张多宝同学感觉自己好像喝了一大瓶冰爽雪碧一般,从头到脚透心凉,清爽无比。
…………
一炷香时间很快就到了,王奎浑身颤抖着,被两个穿着便服的侍卫押到李元吉面前。
张多宝少年心性,不由自主跟过去,想看热闹。
老厨子拉了他一把,轻轻摇了摇头。
张多宝回过神来,立马歇了看热闹的心思。
是他大意了,差点忘了李元吉是个喜怒无常的疯子,“珍惜生命,远离齐王”,才是明智的选择。
…………
李元吉看着瘫在地上,软成一摊烂泥般的王奎,狭长的细眼里闪过一丝嫌恶。
满脸阴霾,说道:“给这个蠢货找一坨牛粪过来。”
很快就有随从拿了一坨巨大无比的牛粪,放到了王奎面前。
张多宝差点笑出声来,他敢保证那个随从一定和这白胖子有仇,这绝对是整个城郊最大的一坨牛粪了。
王奎看着面前还冒着热气的土黄色牛粪,脸色惨白,强忍着心底的恶心,才没有吐出来。
李元吉虽然离得有一丈远,也觉得隐隐有臭气飘来,不耐烦说道:“还不赶快吃,难道要本王亲自伺候你吗?”
“小人遵命!”王奎哆嗦着磕了个头,根本不敢求饶。
只见他一咬牙,迅速把脸扎进了牛粪……不多时,便没了动静。
张多宝猜测他是被牛粪熏晕了。
“噁……殿下,我受不了了。”不知是谁首先忍不住告退,躲到一旁的树林里吐了起来。
紧接着,此起彼伏的“噁……噁……”声响起,离王奎最近的几个人纷纷躲到树林里疯狂呕吐。
空气中瞬间弥漫着一种难闻刺鼻的酸味儿,罪魁祸首李元吉也感觉自己的胃里一阵阵翻滚,心底不由有些后悔。
我去,真他妈太恶心了!早知道就不罚吃屎,直接打死省事多了。
站在李元吉身后的窦诞眼神一闪,说道:“殿下,想必王管事已经知错了,不如看在他对殿下忠心耿耿的份上,饶过一回吧?”
“好吧,既然姐夫求情,本王就姑且放他一马。”李元吉明显有些迫不及待,喊道,“来人,快把王奎拖下去。
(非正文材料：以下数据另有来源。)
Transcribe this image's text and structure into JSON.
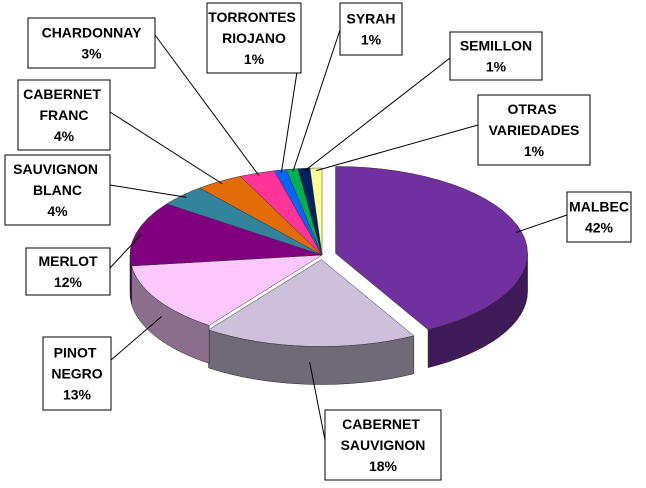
{
  "chart_data": {
    "type": "pie3d",
    "categories": [
      "MALBEC",
      "CABERNET SAUVIGNON",
      "PINOT NEGRO",
      "MERLOT",
      "SAUVIGNON BLANC",
      "CABERNET FRANC",
      "CHARDONNAY",
      "TORRONTES RIOJANO",
      "SYRAH",
      "SEMILLON",
      "OTRAS VARIEDADES"
    ],
    "values": [
      42,
      18,
      13,
      12,
      4,
      4,
      3,
      1,
      1,
      1,
      1
    ],
    "value_labels": [
      "42%",
      "18%",
      "13%",
      "12%",
      "4%",
      "4%",
      "3%",
      "1%",
      "1%",
      "1%",
      "1%"
    ],
    "colors": [
      "#7030a0",
      "#ccc0da",
      "#fcc8fc",
      "#800080",
      "#31849b",
      "#e36c09",
      "#ff3399",
      "#0066ff",
      "#00b050",
      "#002060",
      "#ffff99"
    ]
  }
}
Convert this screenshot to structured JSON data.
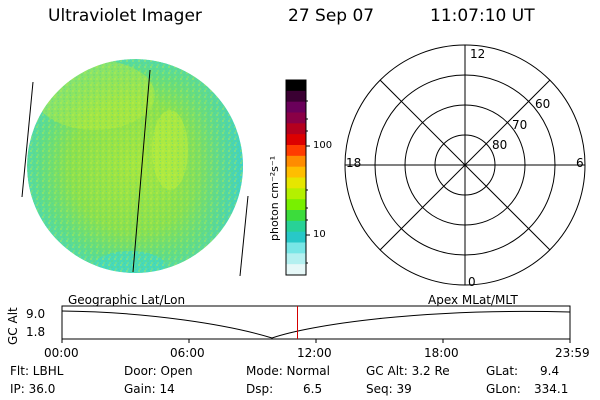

”
待王奎和牛粪都被清理干净,李元吉总算松了一口气,他回头给了窦诞一个赞赏的眼神。
窦诞心领神会,微笑地摸着心爱的三撇胡子点了点头。
这一切都被躲在一旁的张多宝看在眼里。
他心想这窦诞家世显赫,长得也人模狗样,妥妥的高富帅,居然还很会来事,是个不可小觑的人物。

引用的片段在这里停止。